ART REVIEW: "C. Pazia Mannella & Tamsen Wojtanowski: Inside Voices"-Napoleon Gallery

(Author's note: I wrote this piece for Title Magazine.  You can find it on Title here!)

Inside Voices, at first glance, might seem to be made up of rather disparate media: black and white photography by Tamsen Wojtanowski and textiles by C. Pazia Mannella. Yet the closer I looked, the more I was able to see visual cues and connections between such different types of works. Stringing those cues together, I was able to see Inside Voices as a meditation on memory. While Wojtanowsi’s photographs create the visual representation of memory, Mannella’s textiles play with the tactile feeling of memory, indicating her more hands-on approach to remembrance and nostalgia.
Mannella, Force, detail.

The highlight and centerpiece is Golden, a hanging yellow mass of crocheted ribbon by Mannella. While this work may seem at first glance to be harder to relate to the other pieces in this room of nostalgia and half-remembered images, upon looking at the other works through Golden’s web, it became clear that this work is the lens through which we are meant to look at the other pieces. When I looked through the netting it rendered the works blurry and hazy, as if I were picturing an image in the back of my mind and struggling to bring it to the forefront and into focus. Golden is the vehicle of remembrance in this show.

Mannella, Golden.

Force, also by Mannella, a floor installation consisting of embroidered fabric held inside a rectangular wooden frame, was notable due to its placement. At first, it made me think of a sandbox—that ultimate bastion of childhood memory. The way it is framed seems so familiar, yet it is boxed in—like the confines of memory, the limits of our ability to call forth things we are trying to remember.

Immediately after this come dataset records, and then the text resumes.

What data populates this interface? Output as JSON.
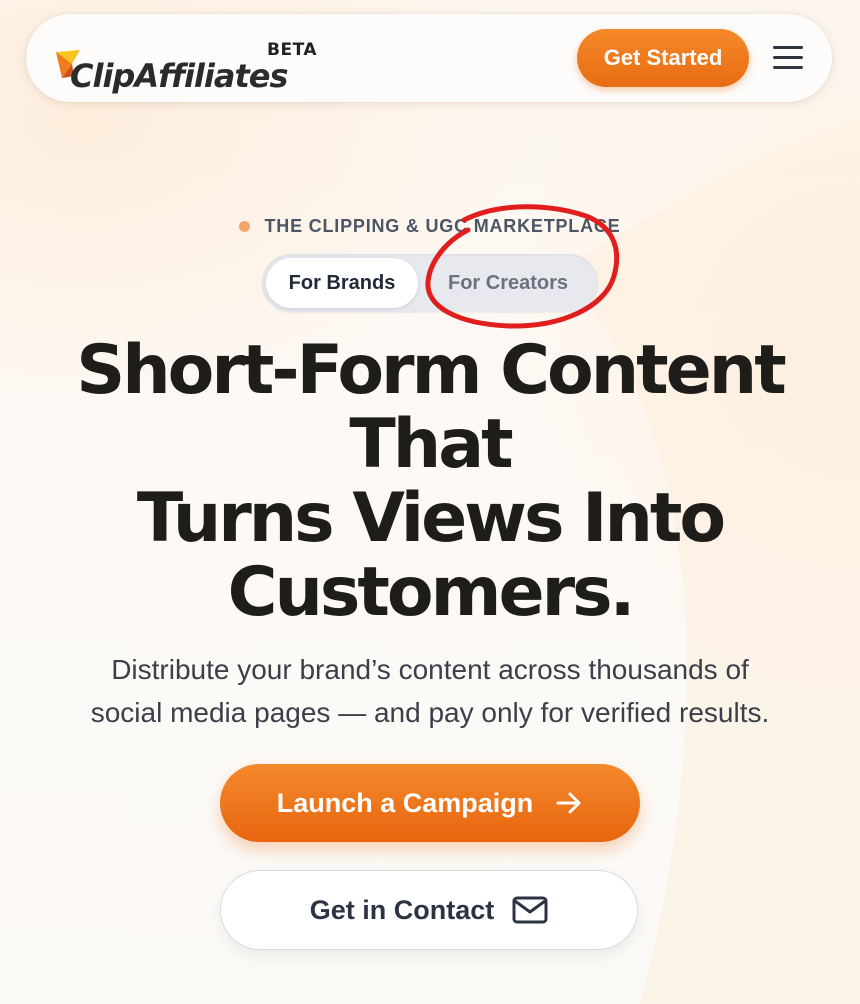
{
  "header": {
    "brand": "ClipAffiliates",
    "badge": "BETA",
    "cta_label": "Get Started",
    "menu_icon": "hamburger-menu-icon"
  },
  "hero": {
    "eyebrow": "THE CLIPPING & UGC MARKETPLACE",
    "toggle": {
      "options": [
        "For Brands",
        "For Creators"
      ],
      "selected": "For Brands"
    },
    "headline_lines": [
      "Short-Form Content",
      "That",
      "Turns Views Into",
      "Customers."
    ],
    "subhead_lines": [
      "Distribute your brand’s content across thousands of",
      "social media pages — and pay only for verified results."
    ],
    "primary_cta": {
      "label": "Launch a Campaign",
      "icon": "arrow-right-icon"
    },
    "secondary_cta": {
      "label": "Get in Contact",
      "icon": "mail-icon"
    }
  },
  "colors": {
    "accent": "#ee7a1c",
    "headline": "#1f1d1a",
    "annotation": "#e01e1e"
  }
}
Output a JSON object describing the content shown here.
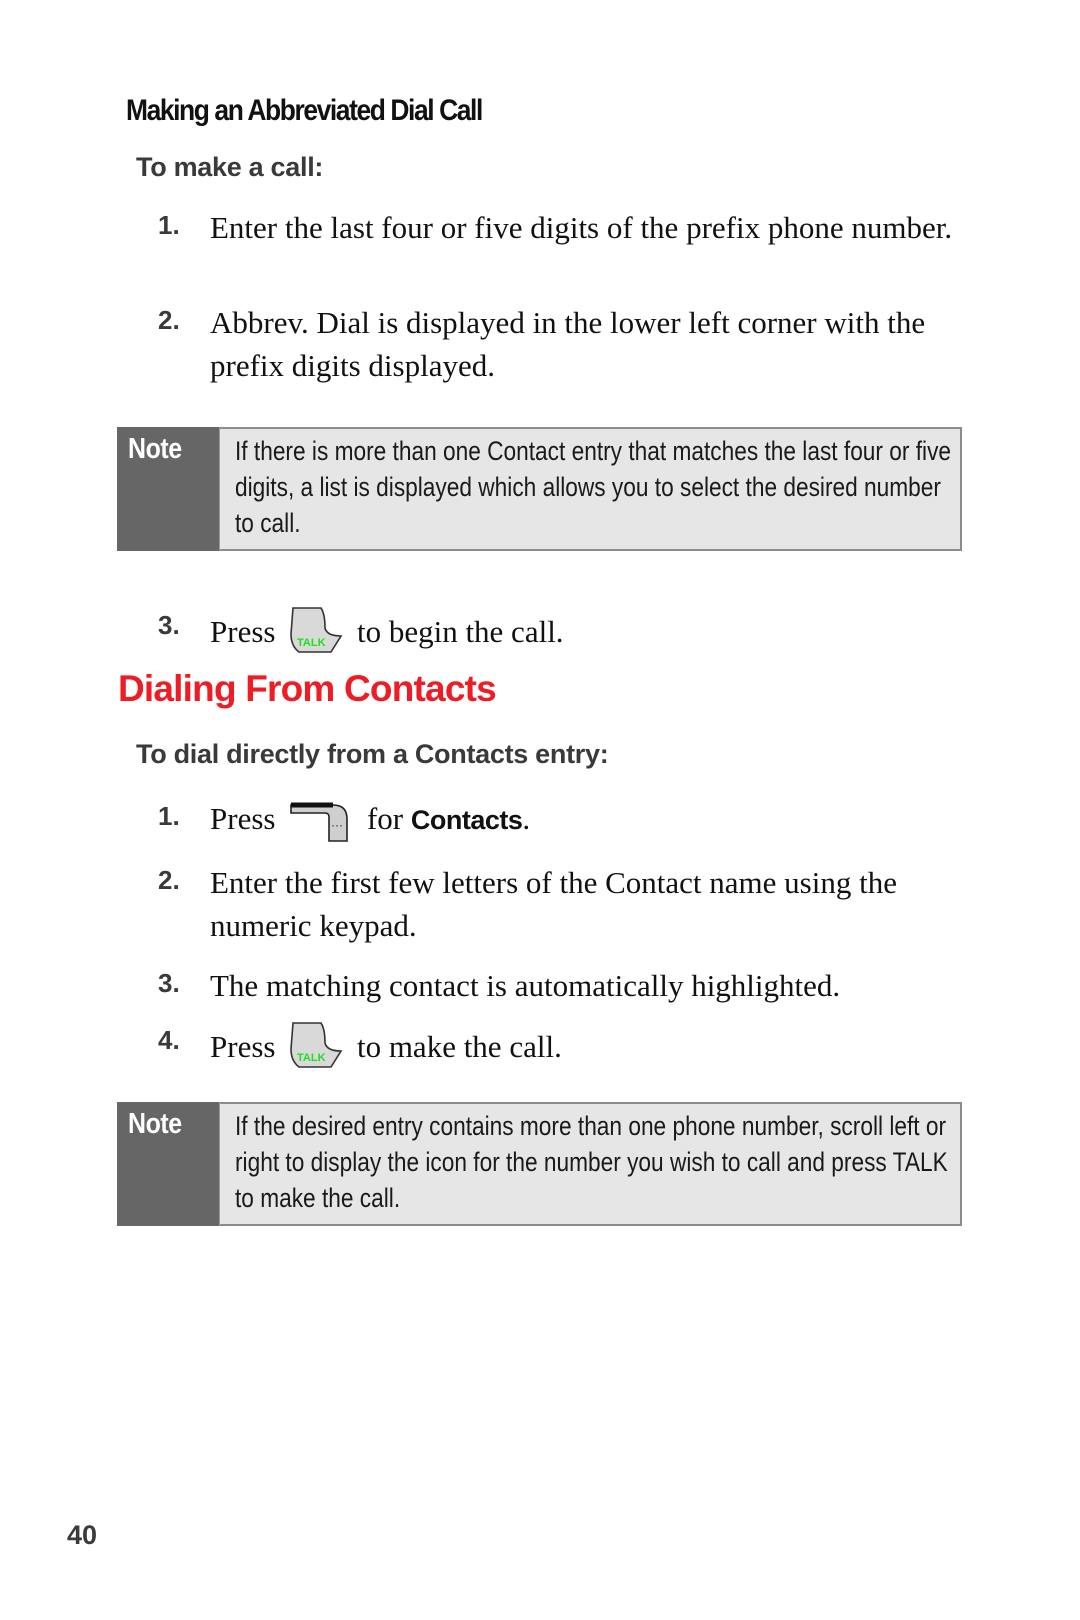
{
  "section1": {
    "heading": "Making an Abbreviated Dial Call",
    "procedure_title": "To make a call:",
    "steps": [
      {
        "num": "1.",
        "text": "Enter the last four or five digits of the prefix phone number."
      },
      {
        "num": "2.",
        "text": "Abbrev. Dial is displayed in the lower left corner with the prefix digits displayed."
      },
      {
        "num": "3.",
        "pre": "Press",
        "icon": "talk-key-icon",
        "post": "to begin the call."
      }
    ],
    "note": {
      "label": "Note",
      "text": "If there is more than one Contact entry that matches the last four or five digits, a list is displayed which allows you to select the desired number to call."
    }
  },
  "section2": {
    "heading": "Dialing From Contacts",
    "procedure_title": "To dial directly from a Contacts entry:",
    "steps": [
      {
        "num": "1.",
        "pre": "Press",
        "icon": "right-softkey-icon",
        "mid": "for",
        "bold": "Contacts",
        "post": "."
      },
      {
        "num": "2.",
        "text": "Enter the first few letters of the Contact name using the numeric keypad."
      },
      {
        "num": "3.",
        "text": "The matching contact is automatically highlighted."
      },
      {
        "num": "4.",
        "pre": "Press",
        "icon": "talk-key-icon",
        "post": "to make the call."
      }
    ],
    "note": {
      "label": "Note",
      "text": "If the desired entry contains more than one phone number, scroll left or right to display the icon for the number you wish to call and press TALK to make the call."
    }
  },
  "icons": {
    "talk_label": "TALK",
    "softkey_label": "···"
  },
  "colors": {
    "section_heading": "#ee1c25",
    "note_label_bg": "#666666",
    "note_bg": "#e6e6e6",
    "talk_text": "#22dd22"
  },
  "page_number": "40"
}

When we struggle to remember things, we might close our eyes in concentration while points of light flicker and glow beneath our closed lids. I/You/We, a collection of gelatin prints by Wojtanowski, appears to be an illustration and extension of this phenomenon, conjuring up the light round dots swimming in the black space of the inside of our eyelids. Taken together with Golden, it is an image evocative of reminiscence.
Wojtanowski, I/You/We, detail.
The other works by Wojtanowski hearken back to ideas of memory much more explicitly. Home and home, two black-and-white stills, imbue the images of places and events with a tender, nostalgic quality. home, a digital archive print, presents the side of a clapboard house with a smattering of swaying flowers, while Home, a silver gelatin print, depicts Wojtanowsi’s partner and their dog caught in two antiparallel lines of movement. The similar titles reference both kinds of ways that Wojtanowski finds herself at home, both in the literal sense in home, and in the metaphorical, emotional sense with those close to her in Home.
Wojtanowski, Home.

The final connection between these two sets of works by Wojtanowski and Mannella is the repeated use of plant and floral motifs. Trace, a watercolor and embroidery on silk by Mannella, appears to be both a faintly-rendered pair of arms and a back from behind. Yet the texture is reminiscent of a tree trunk, which is echoed by the pattern and texture of the yellow fabric in Golden, and is carried on to finality by the repeated black-and-white tree imagery of Untitled (birds) by Wojtanowski. These works can be taken in one sweep across the gallery and it is visually satisfying to make that connection. Additionally, Untitled (birds)’s repetition of the same photograph of trees functions as a visual representation of trying to remember something—even as you try to go further back in your mind, you are met with the same repeated image, repeated memory, as you try to trace your steps back.
Wojtanowski, Untitled Birds, mock-up.

Every new angle in Inside Voices reveals a series of visual and thematic connections. It is as if Wojtanowski and Mannella are in dialogue: the former arguing for the importance of visual memory, while the latter presents tactile memory as equally important. The two artists are conversing in a language of memory that they share, using their “inside voices.”